Every night she'd walk haughtily past a street stand where Zigman sold vintage skin mags wrapped in early style cellophane.

One evening he positioned his portly body in front of her and spoke with a quick stammer. "Mmmy name is Zigman Zibanski. In ole' country I slaughter chicken. Yah, I slight throat over bloody bucket. But in t'is country I seduce beautiful blond."

The slap to his rubber skinned face could have been heard over mountains and across the Atlantic, all the way to police state nations with histories of dank prison torture.

I got a phone call from Zigman, his sorrowful voice told me of his humiliation.

All right, I said. Come on over. Boyce Boswell was at my apartment where we watched old TV shows on a new flat screen.

The three of us kept watching re-runs late into the evening. Boyce was quiet as per usual. Zigman, of course, had much to say about his broken heart. He emptied more than a couple of bottles of potato vodka and talked half-drunk crazy.

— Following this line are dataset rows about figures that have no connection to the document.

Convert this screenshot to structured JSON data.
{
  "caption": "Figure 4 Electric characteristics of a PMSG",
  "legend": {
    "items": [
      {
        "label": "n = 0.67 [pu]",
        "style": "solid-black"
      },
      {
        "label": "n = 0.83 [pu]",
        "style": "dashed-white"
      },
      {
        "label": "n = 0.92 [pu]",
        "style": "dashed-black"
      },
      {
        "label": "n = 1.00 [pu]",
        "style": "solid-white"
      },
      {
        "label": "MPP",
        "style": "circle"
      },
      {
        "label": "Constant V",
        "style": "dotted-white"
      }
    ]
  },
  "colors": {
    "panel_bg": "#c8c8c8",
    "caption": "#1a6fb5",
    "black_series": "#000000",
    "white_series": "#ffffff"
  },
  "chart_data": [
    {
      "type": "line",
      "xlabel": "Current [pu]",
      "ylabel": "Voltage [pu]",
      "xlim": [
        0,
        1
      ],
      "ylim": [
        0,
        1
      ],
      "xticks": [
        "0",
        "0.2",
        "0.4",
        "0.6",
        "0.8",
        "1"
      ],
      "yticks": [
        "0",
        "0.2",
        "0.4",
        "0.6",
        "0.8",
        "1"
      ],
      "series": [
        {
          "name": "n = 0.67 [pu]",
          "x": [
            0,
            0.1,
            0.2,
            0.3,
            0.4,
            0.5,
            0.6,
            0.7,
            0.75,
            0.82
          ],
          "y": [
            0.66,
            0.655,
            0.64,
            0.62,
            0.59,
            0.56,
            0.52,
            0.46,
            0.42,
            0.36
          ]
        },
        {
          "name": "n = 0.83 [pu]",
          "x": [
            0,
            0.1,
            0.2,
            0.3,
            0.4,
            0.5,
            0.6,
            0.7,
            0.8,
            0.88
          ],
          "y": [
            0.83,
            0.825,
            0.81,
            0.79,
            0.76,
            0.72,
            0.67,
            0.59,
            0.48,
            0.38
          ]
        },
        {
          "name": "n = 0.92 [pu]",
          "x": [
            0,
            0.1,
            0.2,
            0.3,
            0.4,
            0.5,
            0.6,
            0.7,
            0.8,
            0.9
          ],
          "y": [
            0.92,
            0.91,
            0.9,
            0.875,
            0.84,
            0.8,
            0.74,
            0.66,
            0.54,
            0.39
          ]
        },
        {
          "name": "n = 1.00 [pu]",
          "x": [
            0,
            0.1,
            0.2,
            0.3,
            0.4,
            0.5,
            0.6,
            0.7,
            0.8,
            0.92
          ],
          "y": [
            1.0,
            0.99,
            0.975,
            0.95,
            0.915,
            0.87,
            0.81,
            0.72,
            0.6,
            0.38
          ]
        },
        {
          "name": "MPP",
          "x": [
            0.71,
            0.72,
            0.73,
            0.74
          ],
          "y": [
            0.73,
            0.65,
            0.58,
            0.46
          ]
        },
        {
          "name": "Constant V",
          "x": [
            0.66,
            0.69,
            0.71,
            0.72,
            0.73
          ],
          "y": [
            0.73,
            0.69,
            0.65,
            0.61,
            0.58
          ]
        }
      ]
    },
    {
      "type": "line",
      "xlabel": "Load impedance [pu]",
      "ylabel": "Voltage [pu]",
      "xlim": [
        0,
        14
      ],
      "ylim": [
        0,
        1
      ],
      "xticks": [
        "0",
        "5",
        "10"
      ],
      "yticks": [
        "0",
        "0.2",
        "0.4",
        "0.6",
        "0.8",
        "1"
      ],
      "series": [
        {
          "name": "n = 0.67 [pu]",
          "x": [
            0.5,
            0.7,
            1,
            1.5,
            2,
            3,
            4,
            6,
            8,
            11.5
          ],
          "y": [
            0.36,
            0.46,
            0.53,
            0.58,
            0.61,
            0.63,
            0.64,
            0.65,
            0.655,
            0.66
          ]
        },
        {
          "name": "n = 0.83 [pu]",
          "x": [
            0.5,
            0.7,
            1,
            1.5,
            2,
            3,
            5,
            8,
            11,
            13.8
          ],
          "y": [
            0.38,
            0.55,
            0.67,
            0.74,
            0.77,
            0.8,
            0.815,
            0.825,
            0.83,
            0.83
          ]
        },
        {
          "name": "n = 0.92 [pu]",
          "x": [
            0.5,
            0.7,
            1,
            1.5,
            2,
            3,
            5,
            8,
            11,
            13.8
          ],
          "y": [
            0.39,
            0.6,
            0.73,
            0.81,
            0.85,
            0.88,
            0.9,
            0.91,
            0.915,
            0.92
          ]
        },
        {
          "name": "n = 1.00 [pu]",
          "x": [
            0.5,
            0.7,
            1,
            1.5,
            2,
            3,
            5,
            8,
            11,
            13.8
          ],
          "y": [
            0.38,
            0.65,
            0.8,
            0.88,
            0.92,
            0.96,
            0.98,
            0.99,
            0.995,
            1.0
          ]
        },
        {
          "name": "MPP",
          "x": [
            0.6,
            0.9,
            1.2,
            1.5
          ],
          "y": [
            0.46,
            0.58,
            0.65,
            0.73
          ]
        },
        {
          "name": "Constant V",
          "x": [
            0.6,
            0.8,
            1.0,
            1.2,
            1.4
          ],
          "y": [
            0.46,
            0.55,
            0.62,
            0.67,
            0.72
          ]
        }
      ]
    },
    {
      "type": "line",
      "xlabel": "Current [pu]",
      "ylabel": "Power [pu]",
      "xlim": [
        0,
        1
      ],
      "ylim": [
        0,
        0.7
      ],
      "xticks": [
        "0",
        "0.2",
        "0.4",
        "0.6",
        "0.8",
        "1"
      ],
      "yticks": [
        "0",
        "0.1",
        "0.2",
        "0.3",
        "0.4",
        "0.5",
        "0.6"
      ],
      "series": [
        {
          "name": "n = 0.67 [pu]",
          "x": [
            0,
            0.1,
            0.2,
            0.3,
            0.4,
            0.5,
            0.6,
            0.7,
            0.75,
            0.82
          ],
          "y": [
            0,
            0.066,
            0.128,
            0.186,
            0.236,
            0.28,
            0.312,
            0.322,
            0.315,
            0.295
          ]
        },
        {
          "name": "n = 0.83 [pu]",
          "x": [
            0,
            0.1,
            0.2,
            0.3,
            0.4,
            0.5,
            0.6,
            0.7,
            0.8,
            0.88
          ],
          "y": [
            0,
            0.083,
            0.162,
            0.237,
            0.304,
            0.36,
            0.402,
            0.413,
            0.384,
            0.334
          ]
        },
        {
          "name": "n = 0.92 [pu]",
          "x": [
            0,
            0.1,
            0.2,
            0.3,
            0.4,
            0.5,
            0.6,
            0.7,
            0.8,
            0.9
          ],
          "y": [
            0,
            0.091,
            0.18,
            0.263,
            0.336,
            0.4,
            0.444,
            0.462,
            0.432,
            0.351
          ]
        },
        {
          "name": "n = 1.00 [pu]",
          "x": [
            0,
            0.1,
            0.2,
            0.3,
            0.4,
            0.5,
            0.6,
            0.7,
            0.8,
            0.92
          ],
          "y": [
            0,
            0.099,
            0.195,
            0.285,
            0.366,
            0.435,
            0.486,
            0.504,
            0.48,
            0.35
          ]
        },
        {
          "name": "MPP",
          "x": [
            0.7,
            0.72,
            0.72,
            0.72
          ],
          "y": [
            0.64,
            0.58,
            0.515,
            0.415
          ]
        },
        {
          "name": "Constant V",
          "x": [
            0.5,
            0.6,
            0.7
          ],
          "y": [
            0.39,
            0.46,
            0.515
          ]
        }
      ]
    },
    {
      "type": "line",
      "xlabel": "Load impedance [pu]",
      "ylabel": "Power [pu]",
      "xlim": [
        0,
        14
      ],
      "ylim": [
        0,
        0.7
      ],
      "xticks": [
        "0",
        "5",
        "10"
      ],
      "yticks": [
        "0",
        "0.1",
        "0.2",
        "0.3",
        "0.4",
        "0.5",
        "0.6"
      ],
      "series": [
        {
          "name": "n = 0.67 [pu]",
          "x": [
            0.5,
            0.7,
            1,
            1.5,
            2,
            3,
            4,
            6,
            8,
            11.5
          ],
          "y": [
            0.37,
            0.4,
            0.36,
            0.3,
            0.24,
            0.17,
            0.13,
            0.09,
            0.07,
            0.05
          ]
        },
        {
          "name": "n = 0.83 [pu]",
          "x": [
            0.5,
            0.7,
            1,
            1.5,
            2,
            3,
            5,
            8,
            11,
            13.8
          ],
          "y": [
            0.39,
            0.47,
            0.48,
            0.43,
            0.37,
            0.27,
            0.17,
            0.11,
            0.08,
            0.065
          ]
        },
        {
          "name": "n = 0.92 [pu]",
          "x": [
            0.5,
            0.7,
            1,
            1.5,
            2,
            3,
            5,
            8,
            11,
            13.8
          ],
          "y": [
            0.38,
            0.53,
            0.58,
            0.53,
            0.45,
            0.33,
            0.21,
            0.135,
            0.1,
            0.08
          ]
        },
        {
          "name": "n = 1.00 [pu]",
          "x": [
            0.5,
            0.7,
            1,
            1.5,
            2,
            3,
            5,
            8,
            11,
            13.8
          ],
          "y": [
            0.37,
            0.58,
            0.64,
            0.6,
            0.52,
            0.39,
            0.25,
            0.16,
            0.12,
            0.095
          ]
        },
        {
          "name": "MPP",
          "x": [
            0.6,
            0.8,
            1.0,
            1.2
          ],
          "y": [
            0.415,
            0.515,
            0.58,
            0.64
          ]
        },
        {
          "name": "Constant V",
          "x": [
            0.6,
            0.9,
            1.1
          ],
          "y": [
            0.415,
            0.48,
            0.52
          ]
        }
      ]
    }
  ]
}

"That the woman. Yeah that the woman in yellow scarf. She Hollywood star," he said as he pointed shakily to the TV screen.

He was watching Florence Henderson, the mom star of the Partridge Family sitcom; but his mind was beyond reason. He began to cry uncontrollably and told of his mother being picked up by jack-booted communists who hauled her off to jail. He was only nine years old. He said he fought the police tearfully with his small futile fists. He never saw her again, not even after the Wall fell.

Me and Boyce felt bad for the guy, even though Boyce didn't really talk. I guess in the end we all got a right to at least one Hollywood dream, and if it doesn't turn out as we hoped, at least we dreamed.

Poor Zigman.

1 comment:

Anonymous said...

SC,
Zigman took it hard. Hard to put things in perspective after a hard slap to the face. Especially one given by beautiful hands attached to a beautiful body. Wait. What did he see...? Was it just a figment of his imagination? A yellow scarfed BHA$$?